Home is just the job workers

A little while back The Sunday Times did great piece on remote and flexible working: “Home is just the job for workers” (subtitled ‘A growing number of companies are adopting more flexible employment practices for their staff”)

It highlighted the aggressive strides that companies like BT, My Travel, Lloyds TSB and HSBC were making to exploit this new approach to working.

As head of BT Workstyle, the division of the telecoms group that sells equipment and technology to other large corporations wanting to get their own employees geared up for home working, Dunbar is something of a zealot. Since 1988, he has worked from a purpose-built shed in his back garden, and likes to joke that his daily commute is about ten seconds – two when it’s raining. It might sound eccentric, but Dunbar’s working practices are becoming the norm for thousands of British workers attempting to achieve a far healthier balance between their careers and their home lives than they might have otherwise enjoyed…[A] number of big British companies are shifting more staff over to home working. At BT, for example, a little over 13,000 of the group’s staff have decided to take this option.”

And echoing my post ‘First Kill All the Office Buildings’

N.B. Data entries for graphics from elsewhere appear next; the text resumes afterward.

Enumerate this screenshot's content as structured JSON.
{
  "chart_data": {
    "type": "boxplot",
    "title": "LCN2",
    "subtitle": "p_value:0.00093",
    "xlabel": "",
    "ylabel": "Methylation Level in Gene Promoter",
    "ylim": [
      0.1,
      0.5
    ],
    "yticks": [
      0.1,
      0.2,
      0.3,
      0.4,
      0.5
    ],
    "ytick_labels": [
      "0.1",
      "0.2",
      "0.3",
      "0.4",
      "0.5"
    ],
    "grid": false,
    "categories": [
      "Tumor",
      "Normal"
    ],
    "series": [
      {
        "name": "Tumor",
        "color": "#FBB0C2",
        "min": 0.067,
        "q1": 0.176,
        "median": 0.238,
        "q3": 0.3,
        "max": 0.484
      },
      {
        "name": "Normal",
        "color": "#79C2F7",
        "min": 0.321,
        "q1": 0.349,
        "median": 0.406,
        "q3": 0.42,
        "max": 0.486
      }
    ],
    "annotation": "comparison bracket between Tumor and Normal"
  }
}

“Michael Geoghegan, chief executive of HSBC, Britain’s biggest bank, threw his weight firmly behind a drive to remove 4,000 of his London-based staff from the group’s Canary Wharf headquarters and get them working from home instead. Speaking at a conference in Lisbon, Geoghegan said: “I’ve challenged us within seven years to have 50% of that building empty, to sublet to someone else. I don’t think we’re a really progressive, perceptive company if 8,000 people have to get up every day at an unearthly hour and go back again. Technology should change our thought process.”